Qu’arrivera-t-il ? En vertu de votre texte, tous ces licenciements auront force et vigueur jusqu’à la décision ultérieure de l’arbitre, c’est-à-dire que vous allez prescrire la reprise du travail précisément après cette élimination et ce tri que les patrons de Lille et de Maubeuge veulent en ce moment opérer parmi leur personnel et qu’ils entendent soustraire à l’appréciation de l’arbitre.

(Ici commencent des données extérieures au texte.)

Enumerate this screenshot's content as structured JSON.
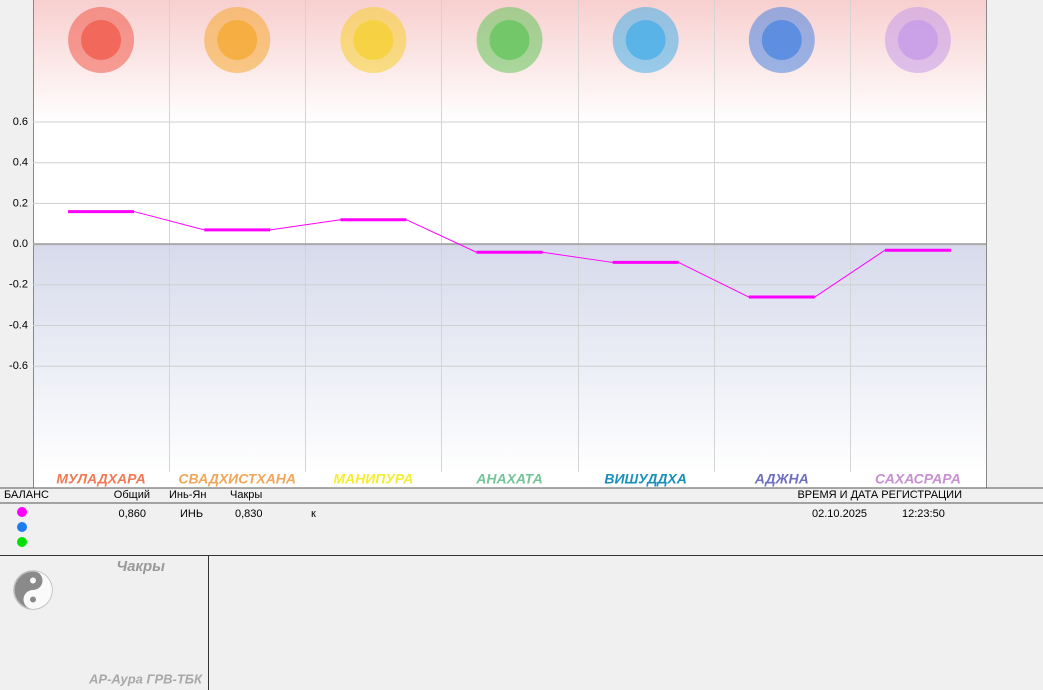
{
  "chart_data": {
    "type": "line",
    "categories": [
      "МУЛАДХАРА",
      "СВАДХИСТХАНА",
      "МАНИПУРА",
      "АНАХАТА",
      "ВИШУДДХА",
      "АДЖНА",
      "САХАСРАРА"
    ],
    "category_colors": [
      "#f07a55",
      "#f2a65a",
      "#f4ee30",
      "#74c49a",
      "#1a8fb8",
      "#6f6fc2",
      "#c88fd2"
    ],
    "icon_colors": [
      "#f05a4a",
      "#f5a830",
      "#f5d030",
      "#62c45a",
      "#46aee8",
      "#4a84e0",
      "#c49ae8"
    ],
    "series": [
      {
        "color": "#ff00ff",
        "values": [
          0.16,
          0.07,
          0.12,
          -0.04,
          -0.09,
          -0.26,
          -0.03
        ]
      }
    ],
    "ylim": [
      -1.12,
      1.19
    ],
    "yticks": [
      0.6,
      0.4,
      0.2,
      {
        "value": 0,
        "label": "0.0"
      },
      -0.2,
      -0.4,
      -0.6
    ],
    "grid": true
  },
  "info_table": {
    "headers": [
      "БАЛАНС",
      "Общий",
      "Инь-Ян",
      "Чакры",
      "ВРЕМЯ И ДАТА РЕГИСТРАЦИИ"
    ],
    "row": [
      "0,860",
      "ИНЬ",
      "0,830",
      "к",
      "02.10.2025",
      "12:23:50"
    ],
    "dot_colors": [
      "#ff00ff",
      "#1e7cf0",
      "#00e000"
    ]
  },
  "panel": {
    "title": "Чакры",
    "footer": "АР-Аура ГРВ-ТБК"
  }
}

Messieurs, de bonne foi, vous croyez que la reprise du travail aura lieu dans des conditions pareilles ? Vous croyez qu’après que 200, 300, 500 ouvriers, considérés par leurs camarades comme leurs chefs et leurs représentants naturels, auront été éliminés par voie de licenciement individuel et exceptés de la reprise collective du travail, cette reprise collective pourra s’opérer ? Qui peut le croire et qui, dans son for intérieur, trouvera le courage de blâmer les ouvriers qui manifesteraient leur solidarité à leurs camarades ainsi atteints et ainsi frappés ?

Messieurs, prenez-y garde, au lieu d’apaiser le conflit, vous allez l’aviver et le prolonger par une disposition comme celle-là.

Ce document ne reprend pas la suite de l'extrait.